Our lasso regression model zeros out several variables that do not have a significant impact on a post's chances at suceeding. Namely we see that whether or not a post contains a video does not have a significant impact, a list of hours that do not have a significant impact, and that monday and wednesday do not have a significant impact. 

# Final Logistic Model

In [16]:
#creating a regression with the reduced dataframe

#columns to drop for modeling
drop = ['title', 'hours_ago', 'scraped_time', 'target', 'posted_time', 
        'post_id', 'comments', 'stemmed_title', 'subreddit', 'upvotes']

#creating our X and y

X = X.drop(columns = to_drop)
sc = StandardScaler()
Z = sc.fit_transform(X)

logreg = LogisticRegression()
score = cross_val_score(logreg, Z, y)

score = cross_val_score(logreg, Z, y)
print(np.mean(score)+2*np.std(score), np.mean(score)-2*np.std(score))
print(np.mean(score))

0.6254402508496129 0.5560582294273337
0.5907492401384733


Our final model has a score of 0.57 with a 95% CI of between 0.53 and 0.62

In [17]:
cross_validate(logreg, Z, y)

{'fit_time': array([0.01196837, 0.00997353, 0.01396251, 0.00897574, 0.01097083]),
 'score_time': array([0.00099683, 0.00099707, 0.0009985 , 0.00099683, 0.        ]),
 'test_score': array([0.59205903, 0.55852373, 0.60351494, 0.59156415, 0.60808436])}

In [18]:
#selecting a model to examine the coefficients
#we select the third model as it has the score closest to the mean
final_results = cross_validate(logreg, Z, y, return_estimator=True)
final_logreg = final_results['estimator'][2]

In [19]:
coefficient_list = list(zip(X.columns, final_logreg.coef_[0]))
coefficient_df = pd.DataFrame(zip(X.columns, final_logreg.coef_[0]))
coefficient_df = coefficient_df.rename(columns = {0:'Variable',1:'Coefficient'})
coefficient_df.sort_values('Coefficient', ascending = False).head(20)
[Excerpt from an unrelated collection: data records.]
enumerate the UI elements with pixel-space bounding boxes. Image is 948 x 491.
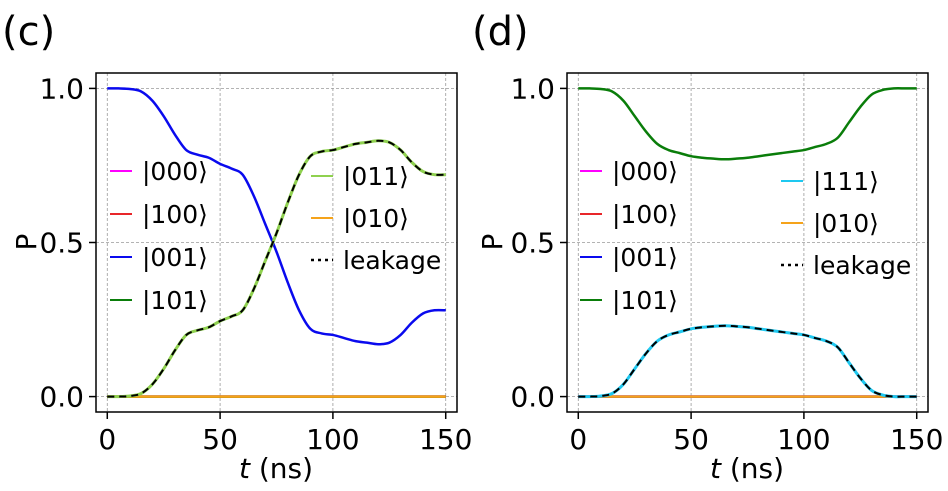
panel-label: (c) [2,9,55,55]
legend-item: |001⟩ [580,243,678,272]
x-tick-label: 50 [673,423,709,456]
legend-right: |011⟩ |010⟩ leakage [311,162,441,275]
x-tick-label: 50 [202,423,238,456]
x-tick-label: 0 [569,423,587,456]
x-tick-label: 0 [98,423,116,456]
x-axis-variable: t [239,452,251,485]
x-tick-label: 150 [890,423,943,456]
panel-c: (c) 0 50 100 150 0.0 0.5 1.0 P t (ns) |000⟩ |10… [2,9,472,485]
plot-series [107,87,446,399]
y-tick-label: 0.5 [39,227,84,260]
legend-item: |111⟩ [781,167,879,196]
y-tick-label: 0.0 [510,381,555,414]
legend-item: |101⟩ [580,286,678,315]
axis-ticks: 0 50 100 150 0.0 0.5 1.0 [510,72,943,456]
legend-right: |111⟩ |010⟩ leakage [781,167,911,280]
plot-series [578,87,917,399]
legend-item: leakage [311,246,441,275]
series-line [578,87,917,161]
x-axis-unit: (ns) [721,452,784,485]
legend-label: |101⟩ [612,286,678,315]
legend-label: |101⟩ [142,286,208,315]
legend-left: |000⟩ |100⟩ |001⟩ |101⟩ [110,157,208,315]
legend-label: |000⟩ [612,157,678,186]
legend-item: |011⟩ [311,162,409,191]
legend-label: |000⟩ [142,157,208,186]
legend-label: |011⟩ [343,162,409,191]
legend-item: |101⟩ [110,286,208,315]
x-axis-unit: (ns) [250,452,313,485]
legend-item: |001⟩ [110,243,208,272]
y-tick-label: 0.0 [39,381,84,414]
legend-item: |100⟩ [110,200,208,229]
legend-item: leakage [781,251,911,280]
legend-item: |010⟩ [781,209,879,238]
y-axis-label: P [10,234,43,251]
x-tick-label: 100 [777,423,830,456]
panel-label: (d) [472,9,529,55]
legend-item: |010⟩ [311,204,409,233]
x-axis-variable: t [710,452,722,485]
legend-label: |001⟩ [612,243,678,272]
legend-label: leakage [343,246,441,275]
legend-label: |111⟩ [813,167,879,196]
y-axis-label: P [476,234,509,251]
legend-item: |000⟩ [580,157,678,186]
legend-label: |100⟩ [142,200,208,229]
axis-ticks: 0 50 100 150 0.0 0.5 1.0 [39,72,472,456]
y-tick-label: 1.0 [510,72,555,105]
legend-label: |100⟩ [612,200,678,229]
series-line [578,324,917,398]
x-axis-label: t (ns) [710,452,784,485]
legend-label: |010⟩ [343,204,409,233]
y-tick-label: 1.0 [39,72,84,105]
panel-d: (d) 0 50 100 150 0.0 0.5 1.0 P t (ns) |000⟩ |10… [472,9,943,485]
x-tick-label: 100 [306,423,359,456]
legend-label: |010⟩ [813,209,879,238]
series-line [107,139,446,398]
series-line [107,87,446,346]
x-axis-label: t (ns) [239,452,313,485]
legend-label: leakage [813,251,911,280]
legend-left: |000⟩ |100⟩ |001⟩ |101⟩ [580,157,678,315]
legend-item: |100⟩ [580,200,678,229]
x-tick-label: 150 [419,423,472,456]
y-tick-label: 0.5 [510,227,555,260]
legend-label: |001⟩ [142,243,208,272]
legend-item: |000⟩ [110,157,208,186]
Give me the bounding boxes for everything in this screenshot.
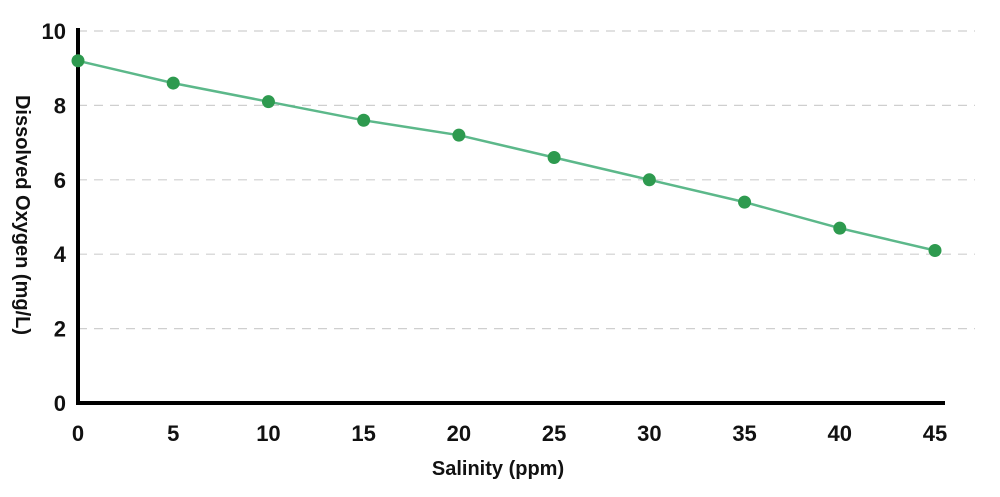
x-tick-label: 10 xyxy=(256,421,280,446)
x-tick-label: 5 xyxy=(167,421,179,446)
y-tick-label: 0 xyxy=(54,391,66,416)
data-point xyxy=(738,195,752,209)
data-point xyxy=(166,76,180,90)
x-tick-labels: 0 5 10 15 20 25 30 35 40 45 xyxy=(72,421,947,446)
x-axis-title: Salinity (ppm) xyxy=(432,458,564,480)
data-point xyxy=(261,95,275,109)
y-tick-label: 4 xyxy=(54,242,67,267)
x-tick-label: 15 xyxy=(351,421,375,446)
grid-lines xyxy=(78,30,975,330)
x-tick-label: 20 xyxy=(447,421,471,446)
y-axis-title: Dissolved Oxygen (mg/L) xyxy=(11,95,33,335)
data-point xyxy=(833,221,847,235)
data-point xyxy=(547,150,561,164)
x-tick-label: 40 xyxy=(828,421,852,446)
x-tick-label: 45 xyxy=(923,421,947,446)
series-line xyxy=(77,59,936,252)
x-tick-label: 35 xyxy=(732,421,756,446)
x-tick-label: 25 xyxy=(542,421,566,446)
x-tick-label: 0 xyxy=(72,421,84,446)
data-point xyxy=(452,128,466,142)
y-tick-label: 8 xyxy=(54,93,66,118)
y-tick-label: 10 xyxy=(42,19,66,44)
data-point xyxy=(642,173,656,187)
series-group xyxy=(71,54,942,257)
data-point xyxy=(357,113,371,127)
data-point xyxy=(71,54,85,68)
y-tick-label: 6 xyxy=(54,168,66,193)
y-tick-label: 2 xyxy=(54,317,66,342)
x-tick-label: 30 xyxy=(637,421,661,446)
data-point xyxy=(928,243,942,257)
y-tick-labels: 0 2 4 6 8 10 xyxy=(42,19,67,416)
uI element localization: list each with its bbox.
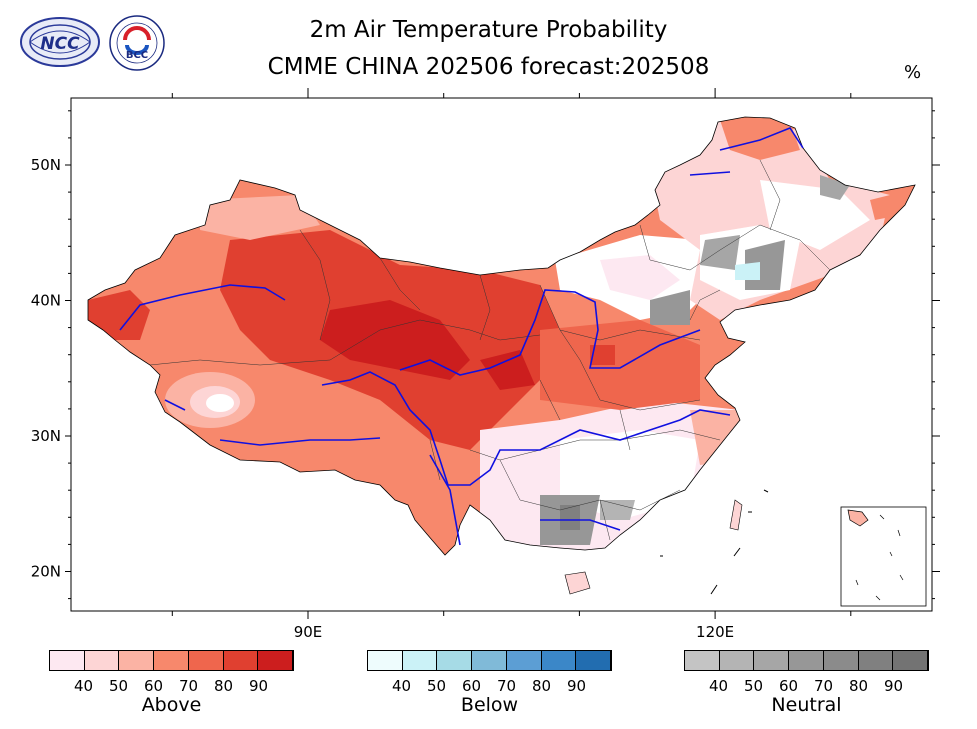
legend-swatch xyxy=(368,651,403,670)
taiwan xyxy=(729,499,743,531)
axis-labels: 50N 40N 30N 20N 90E 120E xyxy=(31,156,734,641)
legend-tick-label: 90 xyxy=(567,677,587,695)
legend-swatch xyxy=(858,651,894,670)
legend-tick-label: 70 xyxy=(814,677,834,695)
legend-swatch xyxy=(506,651,542,670)
legend-tick-label: 60 xyxy=(462,677,482,695)
legend-swatch xyxy=(685,651,720,670)
legend-tick-label: 40 xyxy=(709,677,729,695)
legend-tick-label: 90 xyxy=(249,677,269,695)
legend-swatch xyxy=(154,651,189,670)
legend-title-neutral: Neutral xyxy=(771,694,842,716)
bcc-logo: BCC xyxy=(109,15,165,71)
legend-tick-label: 50 xyxy=(427,677,447,695)
legend-tick-label: 70 xyxy=(497,677,517,695)
lat-label: 30N xyxy=(31,427,61,445)
legend-tick-label: 90 xyxy=(884,677,904,695)
hainan xyxy=(564,571,591,595)
legend-tick-label: 80 xyxy=(214,677,234,695)
lat-label: 50N xyxy=(31,156,61,174)
legend-swatch xyxy=(789,651,824,670)
inset-marks xyxy=(847,509,904,601)
legend-swatch xyxy=(472,651,507,670)
legend-tick-label: 40 xyxy=(392,677,412,695)
chart-title: 2m Air Temperature Probability xyxy=(309,17,668,43)
legend-title-below: Below xyxy=(460,694,519,716)
legend-title-above: Above xyxy=(141,694,202,716)
legend-swatch xyxy=(402,651,438,670)
legend-swatch xyxy=(50,651,85,670)
legend-swatch xyxy=(719,651,755,670)
legend-tick-label: 80 xyxy=(849,677,869,695)
lat-label: 40N xyxy=(31,292,61,310)
legend-swatch xyxy=(188,651,224,670)
legend-bar-above xyxy=(49,650,294,671)
major-rivers xyxy=(119,127,804,546)
legend-swatch xyxy=(84,651,120,670)
legend-swatch xyxy=(258,651,294,670)
legend-swatch xyxy=(119,651,155,670)
legend-tick-label: 80 xyxy=(532,677,552,695)
province-boundaries xyxy=(149,159,831,541)
bcc-logo-text: BCC xyxy=(126,50,148,61)
legend-tick-label: 70 xyxy=(179,677,199,695)
axis-ticks xyxy=(65,88,940,619)
legend-tick-label: 40 xyxy=(74,677,94,695)
chart-subtitle: CMME CHINA 202506 forecast:202508 xyxy=(267,54,710,80)
legend-swatch xyxy=(223,651,259,670)
legend-swatch xyxy=(893,651,929,670)
legend-swatch xyxy=(823,651,859,670)
legend-swatch xyxy=(576,651,612,670)
ncc-logo: NCC xyxy=(20,17,100,67)
legend-bar-below xyxy=(367,650,612,671)
lat-label: 20N xyxy=(31,563,61,581)
legend-swatch xyxy=(437,651,473,670)
island-marks xyxy=(660,489,769,595)
legend-tick-label: 50 xyxy=(744,677,764,695)
legend-bar-neutral xyxy=(684,650,929,671)
legend-swatch xyxy=(541,651,577,670)
lon-label: 120E xyxy=(696,623,734,641)
unit-label: % xyxy=(904,62,922,83)
legend-tick-label: 60 xyxy=(144,677,164,695)
ncc-logo-text: NCC xyxy=(40,34,80,54)
legend-swatch xyxy=(754,651,790,670)
legend-tick-label: 50 xyxy=(109,677,129,695)
lon-label: 90E xyxy=(294,623,323,641)
legend-tick-label: 60 xyxy=(779,677,799,695)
Unnamed: 0,Variable,Coefficient
1,text_only,0.311264
2,title_len,0.165071
15,posted_hour_18,0.045607
11,posted_hour_10,0.041421
12,posted_hour_11,0.03897
17,posted_hour_20,0.038668
16,posted_hour_19,0.036068
14,posted_hour_16,0.024141
10,posted_hour_9,0.02253
22,posted_weekday_Sunday,0.009033


Examining our coefficients, we can determine that to give our post the best chance of succeeding, it should be a text only post, posted on a thursday, around 10-11 am. The worst things we could do for our chances of having a successful post would be posting at an image on a friday between 11pm and midnight.

It should be noted that our final model does not have a lot of predictive power, but ultimately what we are trying to predict is human behaviour. We are trying to predict what people like, and how they will interact with a post. When the scope of our analysis is the front page, it is very difficult to determine what will succeed. I don't even have a strong understanding of the algorithm used to determine what ends up on the front page. This project would likely be much more successful if we took a deep dive into a single subreddit, and tried to determine what attributes helped a post become successful within the boundaries of that subreddit. 

If we were to narrow the scope of our analysis in this way, I believe that the TFIDF terms would become much more powerful predictors. For example, in the anti-work subreddit, I would imagine that posts with much more negative titles would tend to do better, as the people that are members of that subreddit love to see people talking trash about their bosses and explaining their unpleasant working conditions.